10 Best Tips for Preparing Your Home for Spring

 

Perform spring maintenance for your HVAC system. Before the warm weather arrives, test your HVAC system and change the air filters to reduce the use of energy and improve air quality. Check the ductwork for any leaks or cracks, then make sure you clear the drainage hole so there is no water backup. It is also suggested that you clean out all vents (heating vents, dryer vents, chimneys, exhaust pipes, etc…) that could be inhabited by nesting animals. Routine maintenance for a dehumidifier is also recommended to prevent moisture and mold.

 

Repair roofing, siding, and windows. The winter can leave homeowners with a plentiful amount of home repairs. Roofing and siding can come loose caused by cold wind, snow and freezing ice. If you see any buckled or loose shingles, they will need to be replaced before the hot summer sun generates additional unnecessary damage. Windows can also get the brunt of damage from the winter. Check for cracks or leaks so water cannot get in and create a mold problem.

 

Clean your gutters. Clogged gutters can cause gutter damage, roof leaks, damage to siding, and crack in the home’s foundation. If water backs up in the gutters, the roof and siding begin to rot, causing major damage down the road. Once water leaks into your home, mold can begin to develop, which can cause many problems, including health issues. It is essential that gutters get cleaned and filtered at least twice a year. 

 

Repair weathered paint. The warm spring temperatures make for perfect painting conditions. If your home needs exterior painting, this should be at the top of your to do list. Paint helps to protect your home from the environment such as sun, wind and moisture. Spotting problem areas early is a good way to save yourself time and money in the long run.

 

Invest in an interior home cleaning. Open the windows and let the fest air in! Homes can get very dusty and dirty in the winter because of the confined air. An extensive spring cleaning has benefits that go beyond just having a clean home. Having a clean home supports a strong immune system, reduces stress and can increase your productivity. 

 

Turn on water to outside spigots, outdoor showers and irrigation systems.

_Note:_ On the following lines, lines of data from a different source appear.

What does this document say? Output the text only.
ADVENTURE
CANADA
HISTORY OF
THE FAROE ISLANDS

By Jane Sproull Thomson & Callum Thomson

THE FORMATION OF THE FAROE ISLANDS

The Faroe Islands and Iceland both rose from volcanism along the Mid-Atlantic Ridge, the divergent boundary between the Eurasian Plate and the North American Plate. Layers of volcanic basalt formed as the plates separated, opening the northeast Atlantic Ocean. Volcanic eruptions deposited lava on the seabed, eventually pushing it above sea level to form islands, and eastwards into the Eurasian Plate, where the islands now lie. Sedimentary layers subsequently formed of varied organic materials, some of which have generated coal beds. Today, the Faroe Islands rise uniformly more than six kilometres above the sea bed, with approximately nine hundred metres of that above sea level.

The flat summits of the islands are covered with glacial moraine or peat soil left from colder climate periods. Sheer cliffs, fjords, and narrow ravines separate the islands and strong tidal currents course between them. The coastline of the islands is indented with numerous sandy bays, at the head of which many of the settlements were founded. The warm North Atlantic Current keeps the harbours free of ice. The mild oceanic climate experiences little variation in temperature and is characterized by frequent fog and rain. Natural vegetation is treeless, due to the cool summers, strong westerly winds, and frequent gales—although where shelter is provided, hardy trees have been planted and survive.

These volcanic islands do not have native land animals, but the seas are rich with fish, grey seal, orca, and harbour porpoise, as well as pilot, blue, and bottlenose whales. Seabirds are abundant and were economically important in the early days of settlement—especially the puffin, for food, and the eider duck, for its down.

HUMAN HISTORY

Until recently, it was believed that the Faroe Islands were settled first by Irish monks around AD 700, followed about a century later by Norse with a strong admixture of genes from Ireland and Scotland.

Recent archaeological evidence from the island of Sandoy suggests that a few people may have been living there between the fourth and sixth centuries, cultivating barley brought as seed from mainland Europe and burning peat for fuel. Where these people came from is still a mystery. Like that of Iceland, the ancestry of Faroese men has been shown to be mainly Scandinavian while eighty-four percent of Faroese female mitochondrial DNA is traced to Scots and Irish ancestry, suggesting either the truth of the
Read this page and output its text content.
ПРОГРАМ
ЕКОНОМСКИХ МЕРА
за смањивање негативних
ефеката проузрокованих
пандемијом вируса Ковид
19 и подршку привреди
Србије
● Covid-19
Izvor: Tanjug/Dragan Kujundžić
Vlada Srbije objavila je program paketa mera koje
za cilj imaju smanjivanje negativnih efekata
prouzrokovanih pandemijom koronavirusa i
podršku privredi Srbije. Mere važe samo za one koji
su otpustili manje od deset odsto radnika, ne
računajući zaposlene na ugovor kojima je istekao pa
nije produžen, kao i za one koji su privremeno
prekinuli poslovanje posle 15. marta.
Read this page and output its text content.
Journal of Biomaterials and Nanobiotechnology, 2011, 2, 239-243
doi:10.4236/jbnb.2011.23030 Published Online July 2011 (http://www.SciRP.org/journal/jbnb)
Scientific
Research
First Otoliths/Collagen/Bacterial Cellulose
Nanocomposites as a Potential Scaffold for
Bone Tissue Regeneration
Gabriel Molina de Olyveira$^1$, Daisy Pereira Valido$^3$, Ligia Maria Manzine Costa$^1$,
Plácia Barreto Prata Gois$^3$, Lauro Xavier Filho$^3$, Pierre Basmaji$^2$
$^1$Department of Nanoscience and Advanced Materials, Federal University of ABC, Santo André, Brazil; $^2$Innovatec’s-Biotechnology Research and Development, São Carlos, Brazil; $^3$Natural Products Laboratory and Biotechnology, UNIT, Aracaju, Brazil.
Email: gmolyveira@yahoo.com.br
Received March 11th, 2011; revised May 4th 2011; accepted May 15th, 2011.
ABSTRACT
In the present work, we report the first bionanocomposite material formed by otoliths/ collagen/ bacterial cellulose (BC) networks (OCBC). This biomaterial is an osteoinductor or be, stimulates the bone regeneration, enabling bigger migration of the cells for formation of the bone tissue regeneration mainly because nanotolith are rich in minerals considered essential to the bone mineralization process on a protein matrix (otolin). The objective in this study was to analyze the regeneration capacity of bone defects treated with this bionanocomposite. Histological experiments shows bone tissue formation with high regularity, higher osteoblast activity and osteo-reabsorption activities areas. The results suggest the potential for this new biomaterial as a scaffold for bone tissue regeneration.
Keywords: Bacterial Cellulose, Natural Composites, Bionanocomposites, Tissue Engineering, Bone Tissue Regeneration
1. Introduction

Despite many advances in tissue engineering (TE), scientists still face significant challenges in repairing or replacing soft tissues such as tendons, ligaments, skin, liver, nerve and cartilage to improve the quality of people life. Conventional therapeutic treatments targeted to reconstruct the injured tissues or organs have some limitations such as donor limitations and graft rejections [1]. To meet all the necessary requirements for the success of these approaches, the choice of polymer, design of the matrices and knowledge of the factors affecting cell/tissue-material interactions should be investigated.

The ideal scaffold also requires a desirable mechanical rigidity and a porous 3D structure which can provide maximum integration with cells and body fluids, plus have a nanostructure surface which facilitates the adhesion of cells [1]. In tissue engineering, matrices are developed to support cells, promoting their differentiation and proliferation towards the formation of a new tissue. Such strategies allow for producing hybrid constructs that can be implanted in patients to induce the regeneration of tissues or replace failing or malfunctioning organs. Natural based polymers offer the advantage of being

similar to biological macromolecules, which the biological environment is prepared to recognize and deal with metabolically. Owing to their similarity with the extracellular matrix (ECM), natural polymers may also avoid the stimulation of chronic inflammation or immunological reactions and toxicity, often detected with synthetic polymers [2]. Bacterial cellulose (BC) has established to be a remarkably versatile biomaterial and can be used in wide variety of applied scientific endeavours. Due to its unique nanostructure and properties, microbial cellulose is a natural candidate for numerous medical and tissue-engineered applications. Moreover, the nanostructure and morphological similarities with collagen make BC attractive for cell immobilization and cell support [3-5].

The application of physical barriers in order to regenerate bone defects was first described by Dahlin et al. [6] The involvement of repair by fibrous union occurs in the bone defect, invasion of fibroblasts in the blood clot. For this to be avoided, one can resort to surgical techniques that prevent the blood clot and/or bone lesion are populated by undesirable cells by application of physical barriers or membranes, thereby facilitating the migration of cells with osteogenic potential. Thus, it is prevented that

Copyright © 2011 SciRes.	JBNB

Before turning the water main on, repair any piping or drain leaks found by a visual inspection. Do not turn on the water supply before any known cut or broken pipes are repaired. When in doubt, always call a professional.

 

Invest in a generator. If you’ve struggled through a summer blackout, you might want to invest in a generator. A generator will keep your important appliances running such as freezers, refrigerators and medical equipment. This will prevent many medical emergencies and food from spoiling if power is shut off for a long period of time. Also, if you have well water or a sump pump, a generator will allow your plumbing to operate.

 

Check your fire extinguisher. Soon it will be the season of fire pits and grilling. Don’t go into the spring and summer without working fire extinguishers, and make sure everyone in the household knows where they are and how they work. Homes should have 1 fire extinguisher on each floor.

 

Perform routine tests and maintenance on smoke and Co2 detectors. Every spring, batteries in smoke alarms and carbon monoxide detectors should be changed. Clean the detectors from spider webs, dust and debris. Dispose and replace detectors every 10 years. Smoke detectors should not be thrown in the trash. Check with your local recycling facility to see if it will accept old detectors. Many will accept photoelectric detectors but not ionization detectors because they contain radioactive material.

 

Schedule a septic system inspection. Routine maintenance can lengthen the life of your septic system. How often you need to pump depends on the size of the tank and the amount of water used in your home. If you have a busy household with lots of family members running the dishwasher, doing laundry and taking routine showers, you may want to schedule your tank to be pumped once every spring. The typical life expectancy of a septic system is 25 to 30 years. Find out when your tank was last replaced to avoid a septic disaster.